Impact of temporary lockdown on disease extinction in assortative networks
Elad Korngut, Michael Assaf
TL;DR
This paper addresses how temporary lockdowns influence extinction risk in the susceptible-infected-susceptible (SIS) model on assortative networks. It combines a theoretical heterogeneous mean-field/WKB framework with kinetic Monte Carlo simulations to quantify how lockdown duration $T$ and strength $\xi$ interact with network heterogeneity (degree variance $\epsilon$) and degree-degree correlations ($\alpha$) to shape the extinction probability $\mathcal{P}$ and mean time to extinction (MTE). The main finding is that larger $T$ or $\xi$ increase $\mathcal{P}$, and that higher heterogeneity or assortativity amplifies this effect, enabling substantially milder lockdowns to achieve a target $\mathcal{P}$, with $\mathcal{P}$ scaling as $\mathcal{P}\sim e^{-N\Delta\mathcal{S}}$ where $\Delta\mathcal{S}$ is the action barrier.
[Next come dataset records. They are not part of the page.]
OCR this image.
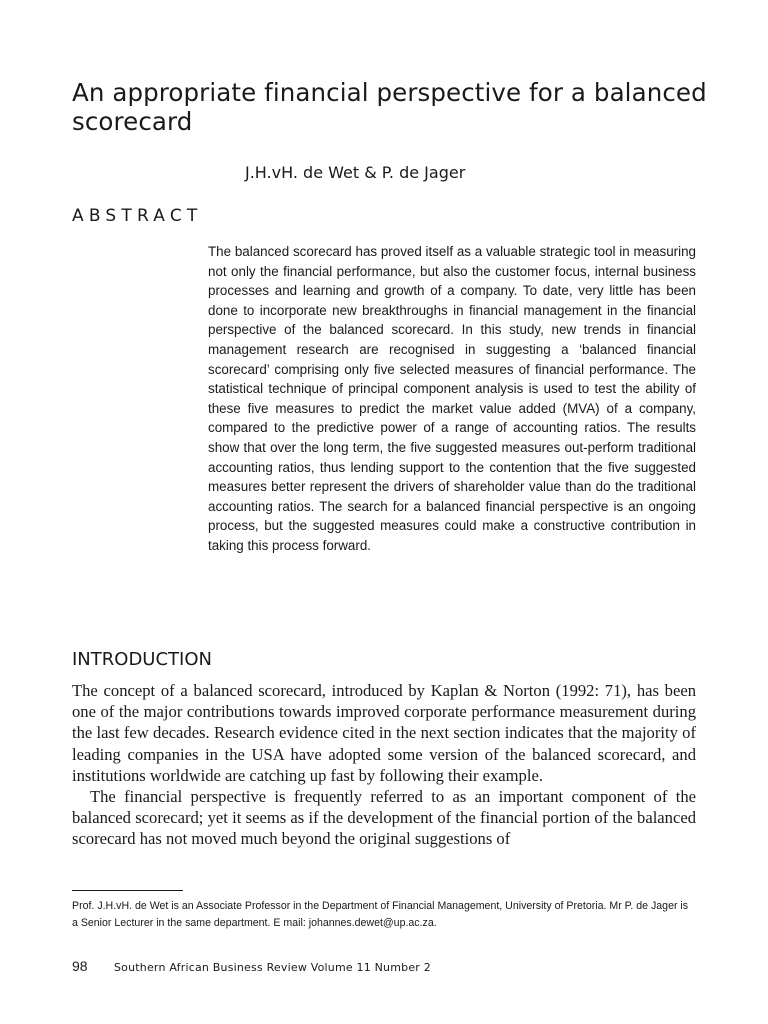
An appropriate financial perspective for a balanced scorecard
J.H.vH. de Wet & P. de Jager
ABSTRACT

The balanced scorecard has proved itself as a valuable strategic tool in measuring not only the financial performance, but also the customer focus, internal business processes and learning and growth of a company. To date, very little has been done to incorporate new breakthroughs in financial management in the financial perspective of the balanced scorecard. In this study, new trends in financial management research are recognised in suggesting a ‘balanced financial scorecard’ comprising only five selected measures of financial performance. The statistical technique of principal component analysis is used to test the ability of these five measures to predict the market value added (MVA) of a company, compared to the predictive power of a range of accounting ratios. The results show that over the long term, the five suggested measures out-perform traditional accounting ratios, thus lending support to the contention that the five suggested measures better represent the drivers of shareholder value than do the traditional accounting ratios. The search for a balanced financial perspective is an ongoing process, but the suggested measures could make a constructive contribution in taking this process forward.

INTRODUCTION

The concept of a balanced scorecard, introduced by Kaplan & Norton (1992: 71), has been one of the major contributions towards improved corporate performance measurement during the last few decades. Research evidence cited in the next section indicates that the majority of leading companies in the USA have adopted some version of the balanced scorecard, and institutions worldwide are catching up fast by following their example.

The financial perspective is frequently referred to as an important component of the balanced scorecard; yet it seems as if the development of the financial portion of the balanced scorecard has not moved much beyond the original suggestions of

Prof. J.H.vH. de Wet is an Associate Professor in the Department of Financial Management, University of Pretoria. Mr P. de Jager is a Senior Lecturer in the same department. E mail: johannes.dewet@up.ac.za.

98 Southern African Business Review Volume 11 Number 2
These results have practical implications for designing topology-aware interventions in realistic populations and suggest that targeted or structurally informed lockdowns can be markedly more efficient than homogeneous-model predictions.
Abstract
Changing environmental conditions can significantly affect the dynamics of disease spread. These changes may arise naturally or result from human interventions; in the latter case, lockdown measures that lead to abrupt but temporary reductions in transmission rates are used to combat disease spread. However, the impact of these measures on rare events in realistic populations has not been studied so far. Here, we analyze the susceptible-infected-susceptible (SIS) model in a stochastic setting where disease extinction -- a sudden clearance of the infection -- occurs via a rare, large fluctuation. We use a semiclassical approximation and extensive numerical simulations to show how the extinction risk of the disease depends on both the duration and magnitude of the lockdown, in heterogeneous assortative networks, with degree-degree correlations between neighboring nodes.